Tournant en rond comme un tigre dans sa cage, prêt à faire un saut chez elle d'un instant à l'autre, je me précipitai sur le téléphone dès que je l'entendis sonner. Mais c'était Aarne, qui me proposait de venir boire un coup en ville avec lui. D'habitude, j'avais tendance à refuser les invitations, mais pour une fois, je décidai d'y aller. Ça me fera changer d'air,espérai-je, et comme ça, je pourrais passer devant l'appartement du drôle.

Toutes les lumières étaient éteintes, et les rideaux tirés. Je distinguai néanmoins une petite veilleuse. Après avoir hésité à frapper, je parvins au prix d'un effort surhumain à passer la première, et je dirigeai vers Kallio où m'attendait Aarne.

Ce dernier, me voyant me ronger les ongles d'un air préoccupé, finit par me demander ce qui n'allait pas.

— Qu'est ce qui se passe, Leefi ? m'interrogea-t-il en attrapant ma main pour la plaquer sur la table.

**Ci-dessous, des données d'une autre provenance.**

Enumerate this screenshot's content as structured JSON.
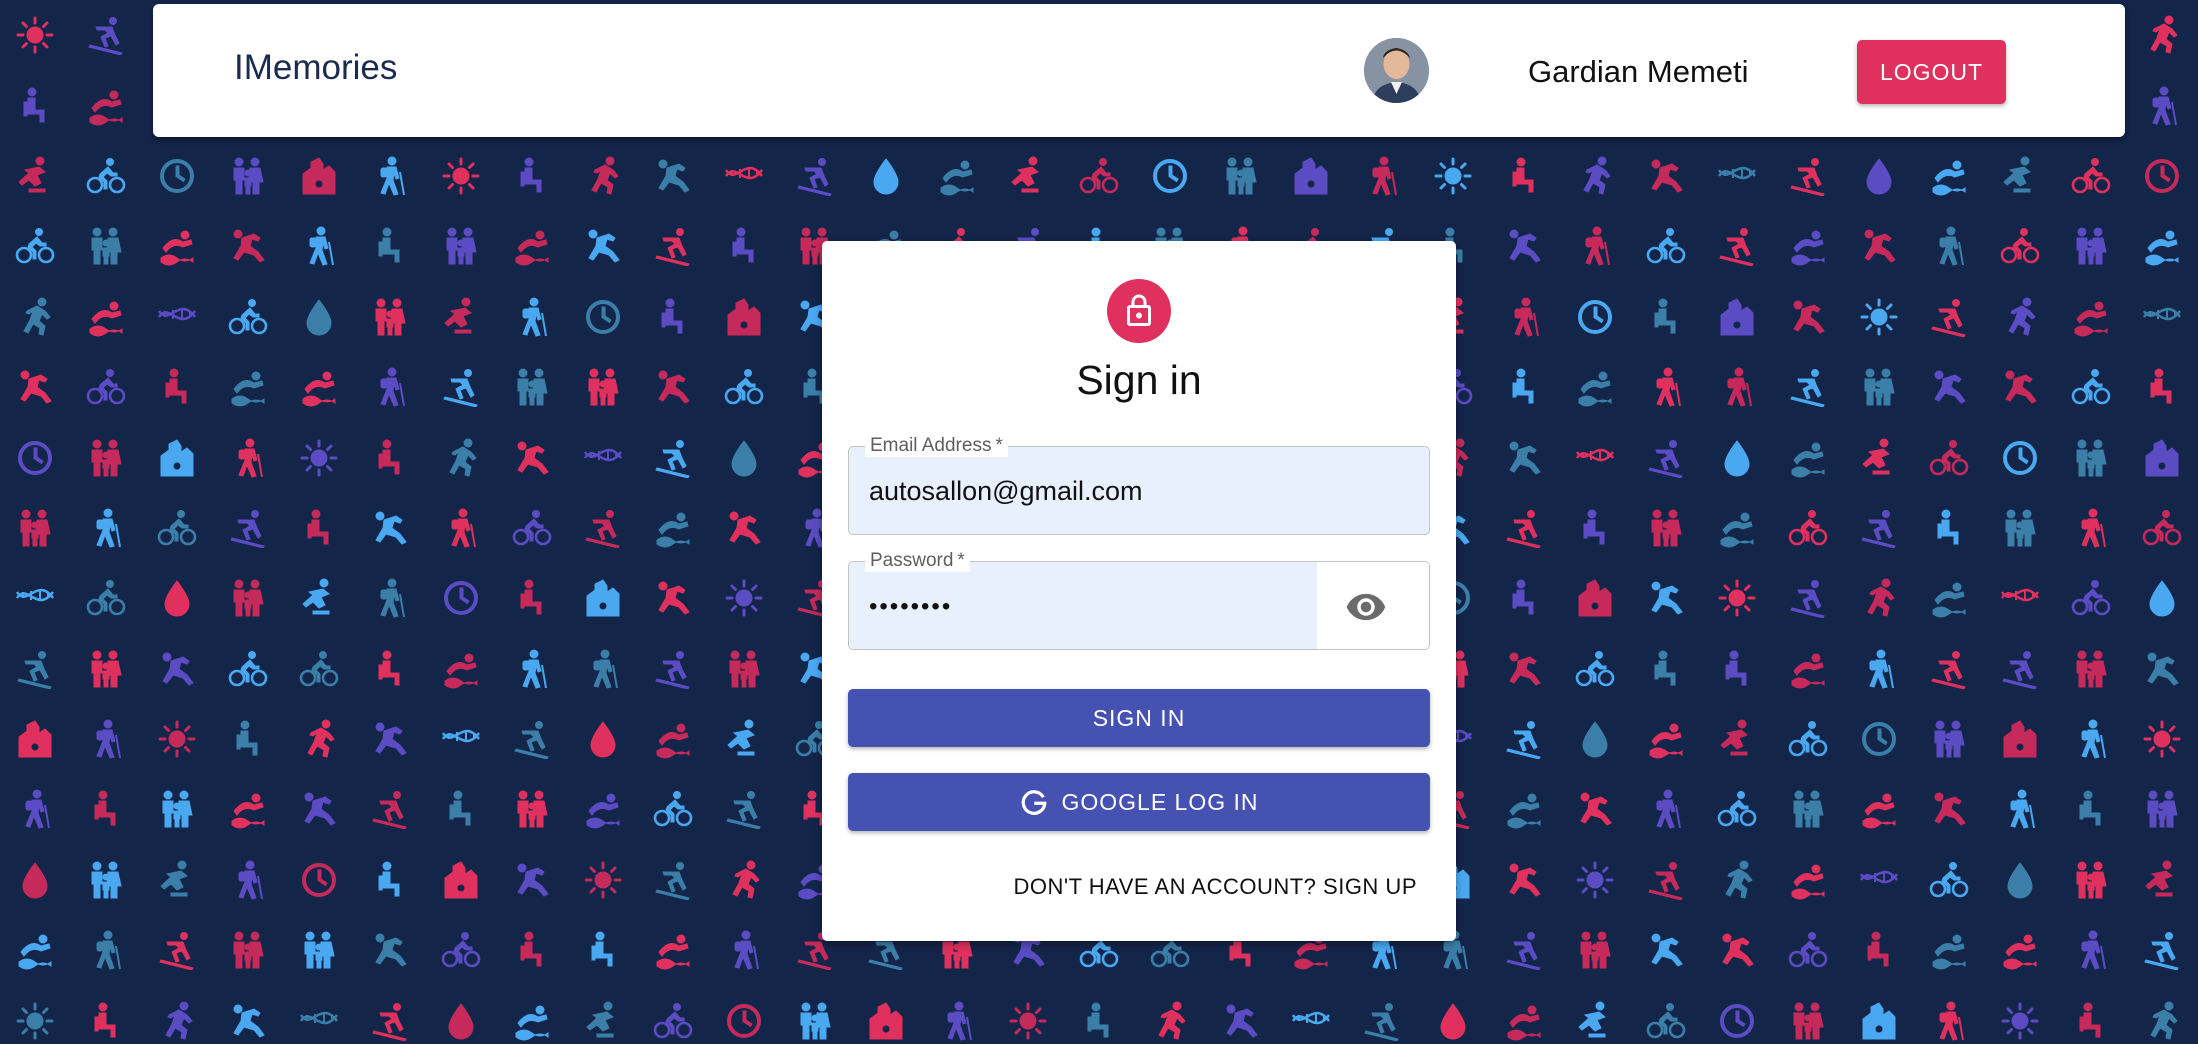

Quelque chose ne va pas ?

— Non, c'est rien, mentis-je.

Je posai mes yeux sur mes doigts. Une fois de plus, je les avais rongés jusqu'au sang.

— La vache, Lev ! s'écria Aarne en les voyant. Tu devrais arrêter de faire ça. Je ne sais pas moi, mets-toi de l'huile de vidange sur les mains pour t'empêcher de te bouffer les ongles comme ça !

Je remis vite fait mes gants. Quand je les avais, au moins, mes cuticules restaient en paix.

Pour m'occuper sans fumer, je sortis mon portable de ma poche, et voyant que je n'avais toujours pas de message de Fassa, je me mis à taper nerveusement du doigt sur l'écran.

— Sérieusement, qu'est ce qui t'arrive ? fit Aarne en posant sa main sur mon poignet une fois de plus. Tu attends une nouvelle inquiétante ?

Je relevai le visage vers lui.

— C'est Fassa, répondis-je, ne pouvant m'empêcher de confier mes angoisses à quelqu'un. Ce matin, on devait aller au ciné tous les deux, mais son colocataire est arrivé et il a fait une décompensation. Il rentrait de boîte où il avait consommé toute sorte de produits chimiques, et apparemment, il s'était bien mis la tête. Du coup, Fassa est remontée avec lui, me demandant de partir, et depuis, je n'ai plus aucune nouvelle.

Aarne me jeta un regard inquiet.

— Mais pourquoi t'as pas appelé la police ?

— Elle m'a demandé de ne pas le faire. Ce type est son ami, c'est un genre d'artiste, tu vois le style. Je ne pouvais pas non plus rester, car c'est le fait de me voir qui a provoqué sa crise, il m'a pris pour quelqu'un d'autre dans son délire. Mais je suis très inquiet.

— Tu m'étonnes ! s'exclama Aarne. C'est tout de même ta fiancée. Tu n'aurais pas dû l'écouter, Lev, tu aurais dû insister pour rester ! Essaie de l'appeler.

Je soupirai. C'était impossible, évidemment. Si Erik lui avait raconté ses horreurs et si je lui téléphonais en plein climax, elle allait le croire.

— Je le ferai demain, décidai-je. Si en me levant je n'ai toujours pas de nouvelles, je lui téléphone. Et si elle ne répond pas, je passe chez elle.

— Tu ferais mieux de l'appeler tout de suite, protesta-t-il. Imagine qu'elle soit en danger ? On ne peut jamais prévoir le comportement des junkies.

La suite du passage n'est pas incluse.